Eine Theorie besagt den Forschenden zufolge, dass mit zunehmender Modernisierung und ökonomischem Wohlstand weltweit verstärkt liberale, individualistische Werte, die persönliche Rechte und Freiheiten betonen, übernommen werden. Insbesondere in asiatischen und afrikanischen Ländern ist dieser Zusammenhang aber viel weniger ausgeprägt als im Westen, wie die Studie nun zeigt. Die zunehmende Wertekluft könne Konsequenzen für die politische Polarisierung und internationale Konflikte haben, warnt das Forschungsduo Joshua Conrad Jackson und Danila Medvedev.

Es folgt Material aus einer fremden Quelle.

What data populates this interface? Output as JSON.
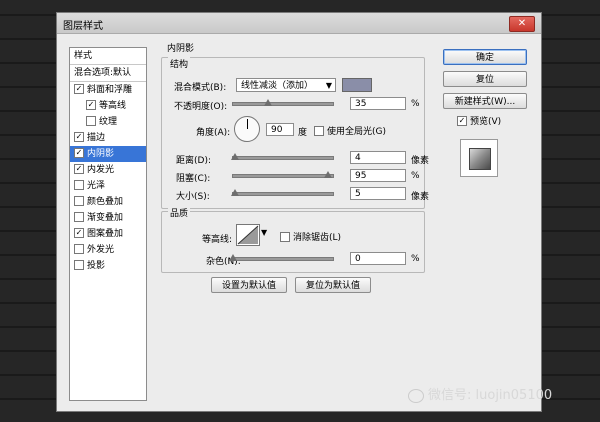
{
  "dialog": {
    "title": "图层样式",
    "close": "✕"
  },
  "styles_list": {
    "header": "样式",
    "blend_default": "混合选项:默认",
    "items": [
      {
        "label": "斜面和浮雕",
        "checked": true,
        "selected": false,
        "indent": 0
      },
      {
        "label": "等高线",
        "checked": true,
        "selected": false,
        "indent": 1
      },
      {
        "label": "纹理",
        "checked": false,
        "selected": false,
        "indent": 1
      },
      {
        "label": "描边",
        "checked": true,
        "selected": false,
        "indent": 0
      },
      {
        "label": "内阴影",
        "checked": true,
        "selected": true,
        "indent": 0
      },
      {
        "label": "内发光",
        "checked": true,
        "selected": false,
        "indent": 0
      },
      {
        "label": "光泽",
        "checked": false,
        "selected": false,
        "indent": 0
      },
      {
        "label": "颜色叠加",
        "checked": false,
        "selected": false,
        "indent": 0
      },
      {
        "label": "渐变叠加",
        "checked": false,
        "selected": false,
        "indent": 0
      },
      {
        "label": "图案叠加",
        "checked": true,
        "selected": false,
        "indent": 0
      },
      {
        "label": "外发光",
        "checked": false,
        "selected": false,
        "indent": 0
      },
      {
        "label": "投影",
        "checked": false,
        "selected": false,
        "indent": 0
      }
    ]
  },
  "inner_shadow": {
    "title": "内阴影",
    "structure": {
      "title": "结构",
      "blend_mode_label": "混合模式(B):",
      "blend_mode_value": "线性减淡（添加）",
      "swatch_color": "#8a8ea8",
      "opacity_label": "不透明度(O):",
      "opacity_value": "35",
      "opacity_unit": "%",
      "opacity_level": 0.35,
      "angle_label": "角度(A):",
      "angle_value": "90",
      "angle_unit": "度",
      "global_light_label": "使用全局光(G)",
      "global_light_checked": false,
      "distance_label": "距离(D):",
      "distance_value": "4",
      "distance_unit": "像素",
      "distance_level": 0.02,
      "choke_label": "阻塞(C):",
      "choke_value": "95",
      "choke_unit": "%",
      "choke_level": 0.95,
      "size_label": "大小(S):",
      "size_value": "5",
      "size_unit": "像素",
      "size_level": 0.02
    },
    "quality": {
      "title": "品质",
      "contour_label": "等高线:",
      "antialias_label": "消除锯齿(L)",
      "antialias_checked": false,
      "noise_label": "杂色(N):",
      "noise_value": "0",
      "noise_unit": "%",
      "noise_level": 0
    },
    "set_default_label": "设置为默认值",
    "reset_default_label": "复位为默认值"
  },
  "buttons": {
    "ok": "确定",
    "reset": "复位",
    "new_style": "新建样式(W)...",
    "preview_label": "预览(V)",
    "preview_checked": true
  },
  "watermark": "微信号: luojin05100"
}
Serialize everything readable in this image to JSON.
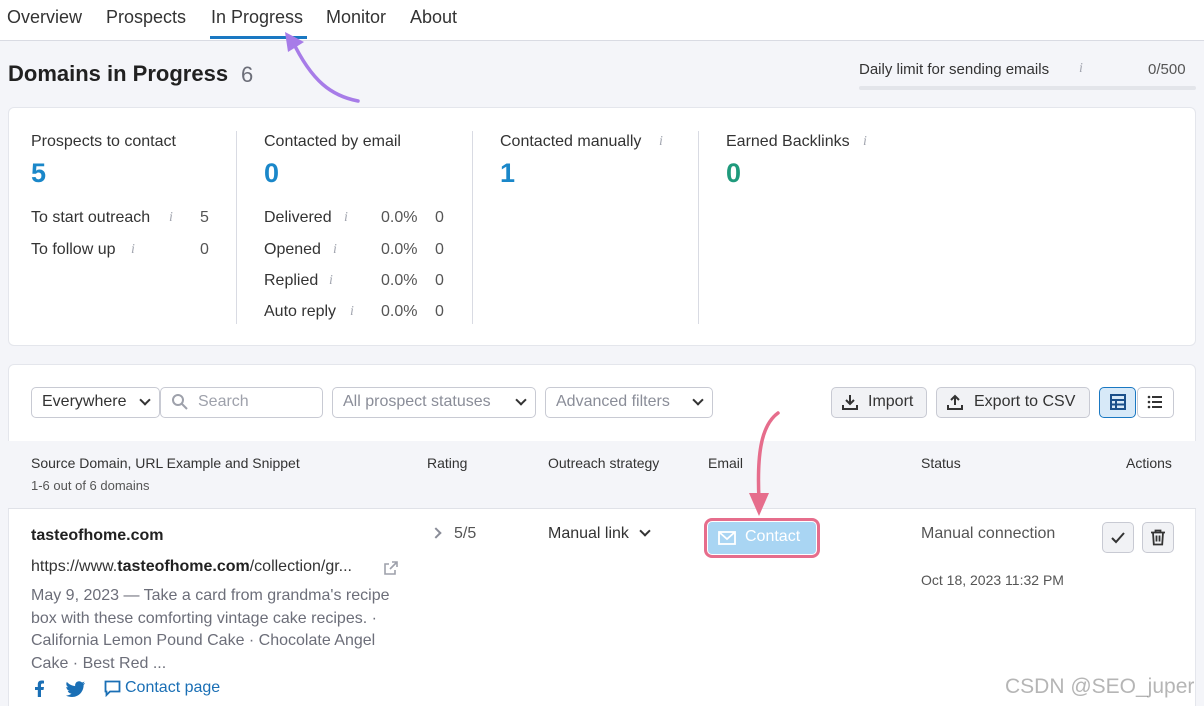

«Wenn die kulturellen Differenzen bei Einstellungen und Werten zunehmen, die religiöse Intoleranz wächst und gleichzeitig die Bereitschaft zur Kooperation in wirtschaftlichen, sozialen und ökologischen Fragen abnimmt, dann können Konflikte innergesellschaftlich oder auch zwischen Gesellschaften stark zunehmen, bis hin zu militärischen Auseinandersetzungen», erklärte Roland Verwiebe von der Universität Potsdam, der selbst nicht an der Studie beteiligt war.

Das Autorenduo aus Chicago hatte Daten des World Values Survey zwischen 1981 und 2022 ausgewertet. Erfasst wurden kulturelle Unterschiede bei 40 Werten, verbunden etwa mit Offenheit, Gehorsam und Glauben. Demnach gibt es grosse Differenzen etwa bei der Beurteilung, wie wichtig es ist, Kinder religiöse Überzeugungen zu lehren und sie zu Gehorsam zu erziehen.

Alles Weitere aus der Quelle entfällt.